Consider the following when using BCP, SQLBulkCopy or other Control-node and client-gated loading methods:

Issue multiple threads into different tables to improve throughput. SQL DW does not support loading multiple threads into the same table since it requires exclusive lock.
Include retry logic.
Don’t specify the batch size with Control-node gated methods. The goal is to load all or nothing so that the retry logic will restart the load.
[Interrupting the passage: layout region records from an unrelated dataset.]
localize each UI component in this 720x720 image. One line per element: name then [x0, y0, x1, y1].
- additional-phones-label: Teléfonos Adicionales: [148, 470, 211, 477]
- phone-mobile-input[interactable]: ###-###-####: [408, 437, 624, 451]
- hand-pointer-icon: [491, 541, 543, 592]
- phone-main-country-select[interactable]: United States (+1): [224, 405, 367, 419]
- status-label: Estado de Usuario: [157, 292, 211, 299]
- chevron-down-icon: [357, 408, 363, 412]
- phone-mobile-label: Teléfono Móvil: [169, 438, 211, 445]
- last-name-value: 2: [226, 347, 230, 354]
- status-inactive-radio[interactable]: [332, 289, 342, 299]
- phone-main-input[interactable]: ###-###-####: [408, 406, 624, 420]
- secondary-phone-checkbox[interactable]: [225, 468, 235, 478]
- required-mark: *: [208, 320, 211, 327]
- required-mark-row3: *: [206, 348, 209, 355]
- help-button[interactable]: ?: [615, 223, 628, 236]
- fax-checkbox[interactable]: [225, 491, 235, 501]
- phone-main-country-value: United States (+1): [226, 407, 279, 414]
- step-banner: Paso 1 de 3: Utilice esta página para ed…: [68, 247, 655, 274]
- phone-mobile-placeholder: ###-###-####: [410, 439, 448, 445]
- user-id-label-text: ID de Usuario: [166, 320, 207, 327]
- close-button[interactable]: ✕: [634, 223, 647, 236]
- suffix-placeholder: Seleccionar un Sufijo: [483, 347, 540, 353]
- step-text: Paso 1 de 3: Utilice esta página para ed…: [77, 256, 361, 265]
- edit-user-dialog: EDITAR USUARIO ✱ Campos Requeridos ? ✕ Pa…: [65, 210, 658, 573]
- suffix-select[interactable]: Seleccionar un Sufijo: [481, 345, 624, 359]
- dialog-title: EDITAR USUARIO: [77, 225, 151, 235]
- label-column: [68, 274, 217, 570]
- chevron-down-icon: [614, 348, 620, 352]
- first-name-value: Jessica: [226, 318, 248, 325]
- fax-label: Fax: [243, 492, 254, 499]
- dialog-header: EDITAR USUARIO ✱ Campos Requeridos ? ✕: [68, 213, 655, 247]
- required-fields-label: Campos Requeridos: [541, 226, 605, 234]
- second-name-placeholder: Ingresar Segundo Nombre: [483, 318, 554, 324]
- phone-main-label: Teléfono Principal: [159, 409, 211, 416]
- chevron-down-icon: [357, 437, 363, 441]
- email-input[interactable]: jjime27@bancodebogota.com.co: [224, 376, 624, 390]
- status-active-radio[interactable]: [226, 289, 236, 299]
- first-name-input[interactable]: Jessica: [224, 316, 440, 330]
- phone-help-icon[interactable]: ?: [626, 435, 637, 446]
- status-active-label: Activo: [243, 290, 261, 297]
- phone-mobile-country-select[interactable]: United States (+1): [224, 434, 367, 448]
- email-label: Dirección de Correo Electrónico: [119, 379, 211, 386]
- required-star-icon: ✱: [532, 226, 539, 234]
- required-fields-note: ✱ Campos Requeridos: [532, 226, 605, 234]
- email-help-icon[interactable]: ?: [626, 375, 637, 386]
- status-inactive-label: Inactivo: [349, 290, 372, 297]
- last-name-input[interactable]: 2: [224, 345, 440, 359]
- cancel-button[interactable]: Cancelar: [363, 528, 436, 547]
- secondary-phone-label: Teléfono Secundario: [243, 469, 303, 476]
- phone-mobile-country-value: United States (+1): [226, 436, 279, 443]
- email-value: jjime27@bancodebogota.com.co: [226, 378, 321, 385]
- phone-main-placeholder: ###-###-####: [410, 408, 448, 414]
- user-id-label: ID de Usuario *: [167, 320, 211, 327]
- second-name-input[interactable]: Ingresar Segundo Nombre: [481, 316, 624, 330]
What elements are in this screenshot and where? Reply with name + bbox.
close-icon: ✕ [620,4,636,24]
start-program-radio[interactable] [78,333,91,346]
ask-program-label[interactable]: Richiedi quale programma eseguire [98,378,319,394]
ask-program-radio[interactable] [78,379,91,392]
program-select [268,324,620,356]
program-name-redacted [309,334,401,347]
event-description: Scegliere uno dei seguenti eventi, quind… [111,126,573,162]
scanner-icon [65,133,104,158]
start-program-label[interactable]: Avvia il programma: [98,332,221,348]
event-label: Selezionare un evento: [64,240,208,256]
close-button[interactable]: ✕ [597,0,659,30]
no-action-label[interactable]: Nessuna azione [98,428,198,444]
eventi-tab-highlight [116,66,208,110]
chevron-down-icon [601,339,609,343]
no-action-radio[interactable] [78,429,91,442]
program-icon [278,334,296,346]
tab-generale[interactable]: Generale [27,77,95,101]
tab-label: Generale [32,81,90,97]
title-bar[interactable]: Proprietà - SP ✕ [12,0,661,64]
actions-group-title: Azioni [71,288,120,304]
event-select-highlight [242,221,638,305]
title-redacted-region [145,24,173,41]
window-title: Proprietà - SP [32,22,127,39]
If you designate a batch size and the load encounters failure (for example, network or database not available), you may need to add more logic to restart from the last successful commit.

Comparing load method performance characteristics

The following table details the results for PolyBase options and non-PolyBase options BCP and SQLBulkCopy.

Table 2. SQL Data Warehouse performance testing results

As you can see, the PolyBase method are significantly fastest compared to BCP and SQLBulkCopy Control-node client gated load methods. If PolyBase is not an option, however, BCP provides the next best load rate.

Regarding increase throughput as you add more threads, (the third row in the chart), keep in mind that SQL Data Warehouse supports up to 128 concurrent queries/loads. It is unlikely that you can load 128 threads in parallel as resource contention will develop. Take the time to balance your load throughput and concurrency for the best matrix to meet your ingestion SLA and user query experience. For more information about concurrency, see Concurrency and workload management in SQL Data Warehouse.

Conclusion

SQL DW provides many options to load data as we discussed in this article. Each method has its own advantages and disadvantages. It’s easy to “lift and shift” your existing SSIS packages, BCP scripts and other Control-node client gated methods to mitigate migration effort. However, if you require higher speeds for data ingestion, consider rewriting your processes to take advantage of PolyBase with its high throughput, highly scalable loading methodology.